A escassez de liquidez em moeda estrangeira tornou-se o principal obstáculo ao crescimento do financiamento do comércio pelos bancos africanos, indicou nesta quarta-feira um estudo divulgado pelo Banco Africano de Desenvolvimento (BAD). No relatório, apresentado em Brazzaville, no encontro anual do BAD, aponta-se que “cerca de 36% dos bancos identificaram a limitada disponibilidade de divisas como a principal restrição ao crescimento do financiamento do comércio entre 2020 e 2024, em comparação com 18% no período 2015–2019”. Para o BAD, este é o “principal entrave ao crescimento do financiamento do comércio”.

No mesmo relatório, estima-se que, até 2024, o défice de financiamento do comércio para cobrir as necessidades das empresas africanas situava-se entre os 74 e 92 mil milhões de dólares. Ainda assim, o BAD e outras instituições financeiras de desenvolvimento “facilitaram cerca de 32 mil milhões de dólares por ano em financiamento do comércio entre 2020 e 2024, representando, em média, cerca de 3% do comércio total de mercadorias de África no mesmo período”.
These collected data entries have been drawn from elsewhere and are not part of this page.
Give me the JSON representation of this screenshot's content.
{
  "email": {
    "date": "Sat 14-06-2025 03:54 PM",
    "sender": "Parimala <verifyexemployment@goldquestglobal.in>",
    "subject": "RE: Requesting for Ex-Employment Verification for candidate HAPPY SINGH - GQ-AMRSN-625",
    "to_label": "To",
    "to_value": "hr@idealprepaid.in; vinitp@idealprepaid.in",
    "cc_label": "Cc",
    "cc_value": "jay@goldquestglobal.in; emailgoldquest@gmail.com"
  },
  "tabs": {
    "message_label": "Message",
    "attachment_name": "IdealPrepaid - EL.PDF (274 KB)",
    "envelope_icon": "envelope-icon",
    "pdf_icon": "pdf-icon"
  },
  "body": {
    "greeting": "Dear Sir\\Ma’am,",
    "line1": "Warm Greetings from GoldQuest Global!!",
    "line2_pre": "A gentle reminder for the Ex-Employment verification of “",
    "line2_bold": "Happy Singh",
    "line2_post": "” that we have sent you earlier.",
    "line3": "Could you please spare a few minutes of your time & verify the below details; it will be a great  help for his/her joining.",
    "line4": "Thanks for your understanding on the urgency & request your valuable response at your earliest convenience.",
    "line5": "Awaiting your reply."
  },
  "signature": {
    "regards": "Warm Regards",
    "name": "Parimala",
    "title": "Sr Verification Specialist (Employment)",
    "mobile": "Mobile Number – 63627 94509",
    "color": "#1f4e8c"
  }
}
O BAD avisou, contudo, que o comércio no continente “continua insuficientemente servido pelos bancos comerciais”, até porque, entre 2020 e 2024, “os bancos comerciais intermediaram, em média, 23% do comércio total de África, abaixo dos 40% registados no período 2011–2019”. Apesar disso, os bancos comerciais regionais africanos estão a desempenhar um papel cada vez mais relevante como bancos correspondentes ao serviço dos bancos emissores em África.
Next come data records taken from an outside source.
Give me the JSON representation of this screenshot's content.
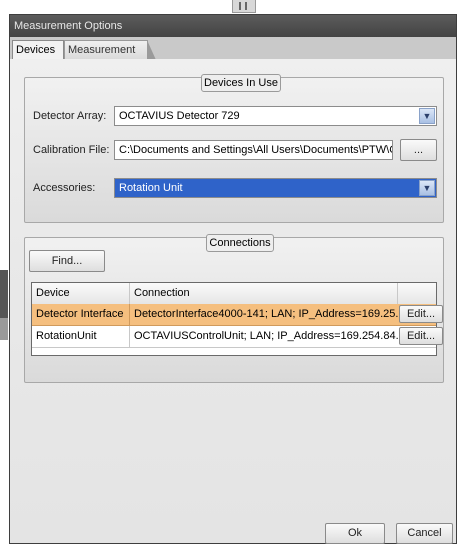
{
  "window": {
    "title": "Measurement Options"
  },
  "tabs": [
    {
      "label": "Devices",
      "active": true
    },
    {
      "label": "Measurement",
      "active": false
    }
  ],
  "devices_in_use": {
    "group_title": "Devices In Use",
    "detector_array": {
      "label": "Detector Array:",
      "value": "OCTAVIUS Detector 729"
    },
    "calibration_file": {
      "label": "Calibration File:",
      "value": "C:\\Documents and Settings\\All Users\\Documents\\PTW\\C",
      "browse_label": "..."
    },
    "accessories": {
      "label": "Accessories:",
      "value": "Rotation Unit"
    }
  },
  "connections": {
    "group_title": "Connections",
    "find_label": "Find...",
    "columns": [
      "Device",
      "Connection"
    ],
    "rows": [
      {
        "device": "Detector Interface",
        "connection": "DetectorInterface4000-141; LAN; IP_Address=169.25...",
        "edit_label": "Edit...",
        "selected": true
      },
      {
        "device": "RotationUnit",
        "connection": "OCTAVIUSControlUnit; LAN; IP_Address=169.254.84....",
        "edit_label": "Edit...",
        "selected": false
      }
    ]
  },
  "footer": {
    "ok_label": "Ok",
    "cancel_label": "Cancel"
  },
  "icons": {
    "dropdown": "chevron-down-icon"
  },
  "colors": {
    "selected_row": "#f5bf7f",
    "selected_field": "#2f63c9",
    "title_bar": "#4d4d4d"
  }
}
O relatório foi apresentado no encontro anual do Grupo BAD, no qual representantes dos 81 países membros, incluindo chefes de Estado, ministros das Finanças, ministros do Planeamento e governadores de bancos centrais, vão analisar os progressos alcançados ao longo do último ano e os grandes desafios que se avizinham. O lema das reuniões deste ano, que decorrem até sexta-feira na capital da República do Congo, é “Mobilizar o Financiamento do Desenvolvimento de África em Grande Escala num Mundo Fragmentado”.
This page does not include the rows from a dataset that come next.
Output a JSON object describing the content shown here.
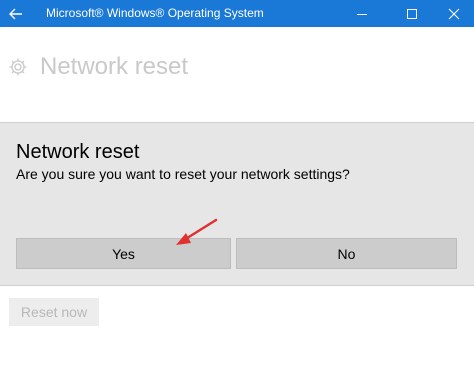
{
  "window": {
    "title": "Microsoft® Windows® Operating System",
    "title_bar_color": "#1a78d6"
  },
  "icons": {
    "back": "back-arrow-icon",
    "minimize": "minimize-icon",
    "maximize": "maximize-icon",
    "close": "close-icon",
    "settings": "gear-icon",
    "annotation": "red-arrow-icon"
  },
  "page": {
    "title": "Network reset",
    "reset_button_label": "Reset now"
  },
  "dialog": {
    "title": "Network reset",
    "message": "Are you sure you want to reset your network settings?",
    "yes_label": "Yes",
    "no_label": "No"
  },
  "colors": {
    "annotation_arrow": "#e03131",
    "dialog_background": "#e6e6e6",
    "button_background": "#cccccc"
  }
}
As reuniões deste ano estão a ser marcadas por medidas sanitárias contra o Ébola, que foram reforçadas em Brazzaville, separada da República Democrática do Congo por um rio, e o próprio formato dos encontros foi alterado, com o Banco a adotar “um formato híbrido, permitindo que todos os delegados participem plenamente nos trabalhos, independentemente das condições de viagem e logísticas”.